Their lowland flock of sheep graze behind calves early in the year, to reduce worm burdens. Working with their vet, they carry out regular faecal sampling during the year and follow targeted dosing protocol, as per professional veterinary advice, alternating between different classes of drugs to reduce resistance.
The Ruanes place an emphasis on maximising the use of grazed grass in animal diets through paddock systems, which is paramount since they bring steers through to slaughter from the calf stage.
The aim is to maintain grass of the highest quality in front of stock at all times to ensure optimum animal performance.
The benefits they see include increased grass production, better grass utilisation, enhanced animal performance and the production of better-quality silage, with an aim to reduce the age of slaughter and use less concentrates.

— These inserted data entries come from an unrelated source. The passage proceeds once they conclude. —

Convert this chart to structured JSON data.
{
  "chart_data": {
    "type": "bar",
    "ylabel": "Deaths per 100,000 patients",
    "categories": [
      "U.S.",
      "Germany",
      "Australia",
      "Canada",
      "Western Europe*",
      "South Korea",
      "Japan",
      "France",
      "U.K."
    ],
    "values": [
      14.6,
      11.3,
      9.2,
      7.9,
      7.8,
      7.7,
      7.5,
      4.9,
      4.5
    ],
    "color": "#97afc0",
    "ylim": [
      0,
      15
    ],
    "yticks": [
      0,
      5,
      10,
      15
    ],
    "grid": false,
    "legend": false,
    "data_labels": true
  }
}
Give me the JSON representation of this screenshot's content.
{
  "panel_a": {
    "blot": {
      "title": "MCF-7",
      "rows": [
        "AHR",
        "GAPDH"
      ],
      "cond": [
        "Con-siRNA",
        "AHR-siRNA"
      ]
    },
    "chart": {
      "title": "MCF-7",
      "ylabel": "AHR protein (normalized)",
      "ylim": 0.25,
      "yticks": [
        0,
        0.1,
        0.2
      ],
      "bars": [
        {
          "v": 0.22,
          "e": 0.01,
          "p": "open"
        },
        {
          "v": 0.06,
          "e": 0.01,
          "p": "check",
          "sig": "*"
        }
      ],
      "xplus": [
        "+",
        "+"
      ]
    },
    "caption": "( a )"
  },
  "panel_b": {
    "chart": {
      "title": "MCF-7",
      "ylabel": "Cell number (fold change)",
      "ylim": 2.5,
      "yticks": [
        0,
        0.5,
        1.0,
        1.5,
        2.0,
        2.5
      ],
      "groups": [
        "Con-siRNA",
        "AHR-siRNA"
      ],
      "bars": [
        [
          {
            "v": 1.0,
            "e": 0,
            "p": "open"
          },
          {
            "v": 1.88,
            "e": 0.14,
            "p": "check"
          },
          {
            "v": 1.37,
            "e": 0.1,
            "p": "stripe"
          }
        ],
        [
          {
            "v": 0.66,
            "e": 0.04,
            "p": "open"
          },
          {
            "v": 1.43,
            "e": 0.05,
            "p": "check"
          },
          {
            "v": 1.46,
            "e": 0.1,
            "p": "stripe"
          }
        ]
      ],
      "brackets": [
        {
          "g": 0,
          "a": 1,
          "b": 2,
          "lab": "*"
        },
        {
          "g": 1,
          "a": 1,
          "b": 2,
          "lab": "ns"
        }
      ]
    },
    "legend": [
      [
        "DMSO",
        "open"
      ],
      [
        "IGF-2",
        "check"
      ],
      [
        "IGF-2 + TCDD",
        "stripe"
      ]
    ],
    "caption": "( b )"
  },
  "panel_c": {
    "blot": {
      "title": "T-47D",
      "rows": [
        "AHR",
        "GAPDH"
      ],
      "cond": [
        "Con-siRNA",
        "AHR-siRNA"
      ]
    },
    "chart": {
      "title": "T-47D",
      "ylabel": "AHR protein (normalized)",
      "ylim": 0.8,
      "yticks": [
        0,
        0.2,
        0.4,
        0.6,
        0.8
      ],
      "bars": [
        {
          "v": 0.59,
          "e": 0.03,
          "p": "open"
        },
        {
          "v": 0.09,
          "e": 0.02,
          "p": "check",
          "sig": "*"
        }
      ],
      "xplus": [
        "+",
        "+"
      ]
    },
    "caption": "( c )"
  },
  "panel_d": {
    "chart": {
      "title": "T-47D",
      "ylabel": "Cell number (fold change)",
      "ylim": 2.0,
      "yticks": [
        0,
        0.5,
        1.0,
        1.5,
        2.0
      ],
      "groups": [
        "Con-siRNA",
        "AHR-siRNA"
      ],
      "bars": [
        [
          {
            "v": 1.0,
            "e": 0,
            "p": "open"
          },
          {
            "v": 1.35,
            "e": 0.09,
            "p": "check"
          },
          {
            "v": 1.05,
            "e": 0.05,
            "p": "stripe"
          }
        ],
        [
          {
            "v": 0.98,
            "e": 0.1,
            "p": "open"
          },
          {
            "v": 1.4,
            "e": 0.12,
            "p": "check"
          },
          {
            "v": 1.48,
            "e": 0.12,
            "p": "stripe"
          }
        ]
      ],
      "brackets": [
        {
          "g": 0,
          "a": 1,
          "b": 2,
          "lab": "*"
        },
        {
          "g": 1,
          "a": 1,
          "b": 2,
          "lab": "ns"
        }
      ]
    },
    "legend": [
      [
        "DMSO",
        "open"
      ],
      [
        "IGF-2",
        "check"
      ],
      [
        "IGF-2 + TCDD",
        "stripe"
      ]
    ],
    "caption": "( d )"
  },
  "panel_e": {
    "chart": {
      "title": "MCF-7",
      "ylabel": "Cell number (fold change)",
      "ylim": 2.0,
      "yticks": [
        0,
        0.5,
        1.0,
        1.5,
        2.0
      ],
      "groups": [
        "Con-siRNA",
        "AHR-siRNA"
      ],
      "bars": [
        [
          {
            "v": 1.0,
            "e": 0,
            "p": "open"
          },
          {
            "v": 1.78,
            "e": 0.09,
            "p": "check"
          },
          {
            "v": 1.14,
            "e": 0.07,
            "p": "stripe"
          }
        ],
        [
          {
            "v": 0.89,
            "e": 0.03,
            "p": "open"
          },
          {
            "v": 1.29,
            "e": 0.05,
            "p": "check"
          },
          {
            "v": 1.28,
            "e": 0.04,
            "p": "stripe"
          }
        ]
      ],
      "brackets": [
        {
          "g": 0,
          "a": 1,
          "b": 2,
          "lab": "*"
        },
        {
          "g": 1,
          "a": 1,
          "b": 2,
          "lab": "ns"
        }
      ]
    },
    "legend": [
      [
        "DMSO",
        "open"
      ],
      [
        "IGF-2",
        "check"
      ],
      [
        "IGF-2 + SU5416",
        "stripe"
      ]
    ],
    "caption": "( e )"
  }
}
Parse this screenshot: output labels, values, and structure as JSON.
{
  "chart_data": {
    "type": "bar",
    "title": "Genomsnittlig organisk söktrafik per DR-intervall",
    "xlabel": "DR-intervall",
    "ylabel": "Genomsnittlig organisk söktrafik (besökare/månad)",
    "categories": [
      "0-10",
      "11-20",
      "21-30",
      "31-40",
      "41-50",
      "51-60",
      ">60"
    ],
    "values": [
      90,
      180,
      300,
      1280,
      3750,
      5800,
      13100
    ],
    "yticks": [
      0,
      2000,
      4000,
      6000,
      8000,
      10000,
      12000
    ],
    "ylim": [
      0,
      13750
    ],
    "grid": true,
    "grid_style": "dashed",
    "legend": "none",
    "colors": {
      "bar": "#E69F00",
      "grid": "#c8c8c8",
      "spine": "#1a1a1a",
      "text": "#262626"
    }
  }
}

When establishing a paddock system, the aim should be, as per Teagasc’s advice, to grow grass in 3 weeks and graze in 3 days.
When planning a paddock system, it is important to map the farm, fence either permanently or temporarily, position water troughs correctly and have access points.
This particular farm benefits from an extensive network of roadways right along the paddocks and water troughs.
The Ruanes are attempting to increase the number of days animals spend at grass with a target of 250 days, with 229 days in 2022 and 211 days the previous year.
Average age of slaughter
Reducing the average age of slaughter has been one of their main focuses in recent times. Their targeted average age of slaughter is 24 months, and they came closest to this in 2022, at 24.2 months, compared to 25.5 months the year prior.
The bought-in dairy-bred calves are a mixture of Holstein Friesian, Angus, Hereford and Limousin and they are finished at various ages.
The heaviest of them are killed at 20-21 months of age, following the second grazing season, with the rest return to pasture for the third grazing season and being slaughtered at approximately 28 months.
Slaughter performance data in 2022:
- Steers – 19-21 months – x15 – 320kgs (average carcass weight)
- Steers 24 months – x37 – 339kgs;
- Steers under 30 months – x 16 – 344kgs.
On this enterprise, splitting slaughter dates “maximises the use of housing”, but their plan going forward is “to reduce the age of slaughter further”.
They plan to achieve this by reducing the number of cattle that have been turned back out for the third grazing season to under 10% of the total number of animals slaughtered on the farm.
Constructing a new slatted shed, under TAMS, and availing of the enhanced grant aid rate for young, trained farmers and registered farm partnerships is also another priority, attendees of the farm open day heard.
About the host farm:
The farm spans 34ha, which is predominately a clay-type soil, and is fragmented in nature, with four main blocks within a 5-mile radius of the home block.
Traditionally, the farm had a store-to-beef and lowland sheep enterprise and first dabbled in calf-to-beef in 2016 with the purchase of 10 dairy-bred calves.
Austin and Jarlath both work off-farm full-time and every year, rear approximately 80 calves, which arrive onto the west of Ireland-based enterprise, which has a stocking rate of 2.8LU/ha, from 2-3 weeks of age.